Estate Planning? Don’t Omit Digital Assets

On Behalf of | Oct 16, 2019 | Uncategorized

Estate planning is no longer about just death, death taxes, and beneficiary naming, we remind clients at Geyer Law. Technology, we point out, has everything to do with complicating our affairs. As Professor Gerry Beyer of Texas Tech University School of Law so aptly remarked, “It’s not a good idea to pass on leaving your passwords behind”.

Why, exactly, is it so important to include “digital assets” in estate planning?

  • Our social media accounts often contain personal messages, photos, videos, and other information of a private nature.
  • Social media websites have strict privacy policies that bar even family members from gaining access to the accounts, and email services have strict user agreements.
  • With so much banking and bill paying happening online, it’s difficult for executors to determine the extent of a person’s assets after he or she dies.

Digital assets include:

  • Email accounts
  • Picture and video storage sites
  • Social networking sites
  • Domain names
  • Games
  • Personal or work computers and their hardware and software
  • Tablets, flash drives, CDs and DVDs

As part of their estate planning, clients need to develop an inventory, including, for each:

  • username
  • password
  • answer to “secret” questions

The estate plan must clarify which of these accounts should be deleted, and which ones passed on to family members. Who should take care of such business? This information can be printed or stored on a computer, USB flash drive, or in the cloud with remote access.

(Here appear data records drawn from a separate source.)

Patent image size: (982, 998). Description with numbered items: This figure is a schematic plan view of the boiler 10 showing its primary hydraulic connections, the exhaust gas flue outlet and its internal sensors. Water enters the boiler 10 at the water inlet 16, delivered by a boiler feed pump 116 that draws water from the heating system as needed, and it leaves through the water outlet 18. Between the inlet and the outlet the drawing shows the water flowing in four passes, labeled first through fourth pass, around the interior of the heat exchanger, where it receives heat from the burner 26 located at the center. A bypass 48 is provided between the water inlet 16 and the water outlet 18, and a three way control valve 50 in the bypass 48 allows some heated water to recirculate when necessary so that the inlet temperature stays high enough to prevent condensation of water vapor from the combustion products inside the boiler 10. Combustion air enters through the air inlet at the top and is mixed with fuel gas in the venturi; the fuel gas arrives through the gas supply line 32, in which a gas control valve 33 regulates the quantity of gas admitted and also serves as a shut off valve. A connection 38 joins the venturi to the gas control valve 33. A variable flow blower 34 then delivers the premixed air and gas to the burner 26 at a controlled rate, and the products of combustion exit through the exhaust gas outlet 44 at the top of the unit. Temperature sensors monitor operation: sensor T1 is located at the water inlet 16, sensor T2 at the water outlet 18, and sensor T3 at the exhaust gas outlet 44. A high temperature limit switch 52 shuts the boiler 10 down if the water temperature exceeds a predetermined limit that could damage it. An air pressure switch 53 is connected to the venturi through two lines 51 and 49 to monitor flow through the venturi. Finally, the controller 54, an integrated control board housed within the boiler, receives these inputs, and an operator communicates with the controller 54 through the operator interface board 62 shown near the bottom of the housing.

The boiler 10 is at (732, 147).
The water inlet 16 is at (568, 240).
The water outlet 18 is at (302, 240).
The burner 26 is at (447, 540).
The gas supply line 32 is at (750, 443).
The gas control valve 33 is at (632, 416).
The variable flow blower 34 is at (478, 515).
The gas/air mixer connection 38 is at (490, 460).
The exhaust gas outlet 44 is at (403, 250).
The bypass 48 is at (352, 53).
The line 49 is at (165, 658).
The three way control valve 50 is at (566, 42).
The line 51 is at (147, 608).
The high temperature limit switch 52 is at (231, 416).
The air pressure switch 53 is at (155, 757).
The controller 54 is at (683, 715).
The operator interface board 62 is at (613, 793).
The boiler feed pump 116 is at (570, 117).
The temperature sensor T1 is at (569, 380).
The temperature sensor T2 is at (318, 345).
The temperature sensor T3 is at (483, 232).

At Geyer Law, we discuss with our clients some very practical and everyday considerations when it comes to their online transactions and records even during life. What do you want to happen in the event you become temporarily incapacitated and can’t monitor your on-line accounts, we ask?

Without careful planning, some very bad things can happen, we explain:

  • identity theft might go undetected
  • bills might go unpaid, negatively affecting your credit score.

Both the laws in our state and user agreements with providers are evolving to deal with these issues. Truth is, not all systems are fully caught up with the new technology-based realities. Meanwhile, at Geyer Law, we want to do everything possible to help our clients be as prepared as possible in protecting their assets – including digital assets!